Wednesday, May 1, 2013

De-Identification - Data Chemistry

The concept of de-identification is a reoccurring theme in my circles. The use of the term de-identification that I use is the broader term well beyond the constraints of HIPAA. I use the term de-identification to refer to the process of reducing risk of privacy or identity exposure through modifying the data. This includes using pseudonyms, known as pseudonymization; and also includes removing data elements, known as anonymization. Therefore De-Identification is made up of both Pseudonymization and Anonymization.

I am involved in much of the standards work in this space, actively working in IHE on a handbook and ISO on updates to the core standard on the subject. In all of these cases we are trying to make the 'art' of de-identification more measurable, repeatable, and approachable. Too often it is seen as too hard, more often it is seen as simple and thus mistakes are made. The goal I have is to make it clear.

Why De-Identify?

First, one must understand that de-identification is just a method of lowering risk. The only way to get risk to zero is to have zero data. Even one data-element that one might consider to be purely clinical data does narrow down the population. Just to indicate that the weight of the subject is 203lbs will tell you much about the subject, if that value is 3lbs and you know the subject is a premature-baby, and if it is 403lbs it is clear you have limited the population. The first point is that all data are potentially identifiable, some data are less so.

Second, one must recognize that some data are outright Direct Identifiers. These data are in no uncertain terms identifiers. Full-Name is the most obvious. A Direct Identifier is something that is publicly known (knowable), therefore full-addresses, phone numbers, credit-card-numbers, and drivers-license-numbers. These items clearly can't be included in the de-identified data set. So they each need to be identified as a risk to be mitigated.

There are also a class of data that can be used in combination with other data in the data-set to identify a subject. Such as postal-codes, sex, date-of-birth, hospital identifier, or date-of-procedure. These are risky to be left in, so they need to be identified as potential to be mitigated.

The task of De-Identification is much like chemistry, bio-chemistry sometimes. One must understand the elements and how they interact. One must use various tools to separate or modify the elements. Each chemical process results in something useful for the purpose it was created. Some combinations of chemicals are very volitile, others benign, but all must be given respect.

De-Identification Procedure

The procedure is simple. Ill include only the high-level, each step is more involved than I indicate here.:
  1. Identify what it is you want to do with data.

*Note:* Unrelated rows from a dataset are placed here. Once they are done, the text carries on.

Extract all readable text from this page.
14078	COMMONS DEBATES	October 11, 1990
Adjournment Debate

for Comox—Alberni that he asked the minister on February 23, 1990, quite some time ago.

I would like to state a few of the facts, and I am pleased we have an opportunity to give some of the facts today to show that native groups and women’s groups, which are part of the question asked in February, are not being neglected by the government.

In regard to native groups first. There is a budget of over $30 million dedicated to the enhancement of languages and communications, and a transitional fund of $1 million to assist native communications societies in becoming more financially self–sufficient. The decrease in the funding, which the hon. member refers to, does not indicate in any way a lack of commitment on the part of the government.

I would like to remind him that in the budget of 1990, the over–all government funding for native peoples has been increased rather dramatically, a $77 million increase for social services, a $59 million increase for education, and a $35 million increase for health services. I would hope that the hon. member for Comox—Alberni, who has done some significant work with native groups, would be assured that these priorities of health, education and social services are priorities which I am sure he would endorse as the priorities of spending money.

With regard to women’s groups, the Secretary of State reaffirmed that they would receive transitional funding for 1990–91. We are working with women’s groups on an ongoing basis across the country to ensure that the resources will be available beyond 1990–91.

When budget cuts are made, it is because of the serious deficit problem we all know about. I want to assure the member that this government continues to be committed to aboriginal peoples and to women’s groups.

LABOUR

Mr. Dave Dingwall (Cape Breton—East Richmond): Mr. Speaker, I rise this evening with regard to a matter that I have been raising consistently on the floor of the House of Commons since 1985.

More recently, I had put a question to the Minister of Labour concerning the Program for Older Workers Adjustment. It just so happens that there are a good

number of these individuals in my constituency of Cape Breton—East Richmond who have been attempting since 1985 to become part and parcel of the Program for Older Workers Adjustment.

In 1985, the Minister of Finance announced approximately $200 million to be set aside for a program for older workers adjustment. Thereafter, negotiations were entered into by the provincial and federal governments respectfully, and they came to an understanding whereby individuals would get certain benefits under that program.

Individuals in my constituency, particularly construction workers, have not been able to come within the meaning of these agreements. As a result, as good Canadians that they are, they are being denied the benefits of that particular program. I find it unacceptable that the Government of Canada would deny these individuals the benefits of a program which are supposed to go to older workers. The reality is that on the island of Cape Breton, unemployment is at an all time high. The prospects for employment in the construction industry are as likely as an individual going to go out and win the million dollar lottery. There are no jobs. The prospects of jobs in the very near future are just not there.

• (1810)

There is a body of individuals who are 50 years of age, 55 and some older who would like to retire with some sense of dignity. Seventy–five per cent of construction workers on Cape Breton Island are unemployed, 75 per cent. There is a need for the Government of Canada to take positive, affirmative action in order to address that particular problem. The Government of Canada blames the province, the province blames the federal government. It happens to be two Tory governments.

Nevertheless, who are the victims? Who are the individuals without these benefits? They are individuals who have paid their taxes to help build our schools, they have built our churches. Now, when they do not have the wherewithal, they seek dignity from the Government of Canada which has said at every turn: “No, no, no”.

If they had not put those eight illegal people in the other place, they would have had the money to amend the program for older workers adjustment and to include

This is your use-case. What are critical data attributes, and what are acceptable tolerances for each data attribute. You need to justify each element you want. You must also identify the acceptable level of risk, which includes assessment of the authorizations you have.
  2. Identify ALL of the data elements that you have. This is the data set that has not been de-identified. It might be a database, it might be a stream. You must identify all of the data, not just the data you are worried about. You then classify each attribute: Direct, Indirect, or simple data. Note that any unstructured data, otherwise known as free-text, must be considered Direct Identifier. 
  3. Apply Mitigations, in theory. Given the use-case details you created in (1) and the data-element inventory you created in (2); apply the de-identification tools. (a) Redact - delete element, (b) Fuzz - modify within tolerance, (c) generalize - broader terms, or (d) replace - pseudonym. These are clearly not all the tools but the large categories of tools.
  4. Assess risk, in theory. How correlated are the data to a subject? Is this level of risk acceptable to the policy identified in (1)? Don't change your policy, that is the easy way out. Continue to apply mitigations. If further mitigations results in data that are not useful to your use-case, then you might need to change something else. 
  5. Apply Mitigations to data-set and validate the results. As with any design-of-experiments one must be able to prove your theory. Is the resulting data just as de-identified as you expected? Is the resulting data useful for your use-case?
However well you have de-identified, recognize that there is residual risk that needs to be managed. This risk is often significant  thus requiring good security practices. Just because you think your data are de-identified, does not mean you don't need to protect it. Attacks against de-identified data only get better, they never get worse.

De-Identification is Contextual

I have said exactly this (De-Identification is highly contextual) before. the de-identification algorithm you  come up with will not be useful to a different use-case, or a different data-set. It might be, but the assessment needs to be made. The context behind the needs of the use-case are critical. Take only the data, and the fidelity of the data that you need. 

Gross De-identification

There are use-cases for doing a gross de-identification into a large data set, followed by secondary use-cases with their own further de-identification analysis. This is often done in population-health analysis, using gross de-identification to fill the population database. While re-assessing results of any sub-analysis of a specific population health epidemic. Clearly the large database needs to be protected quite strongly, I might say it needs to be protected just as well as a full fidelity database.


De-Identification is a technical tool. It is not a get-out-of-jail card. The resulting data set likely still requires some protection and safe handling.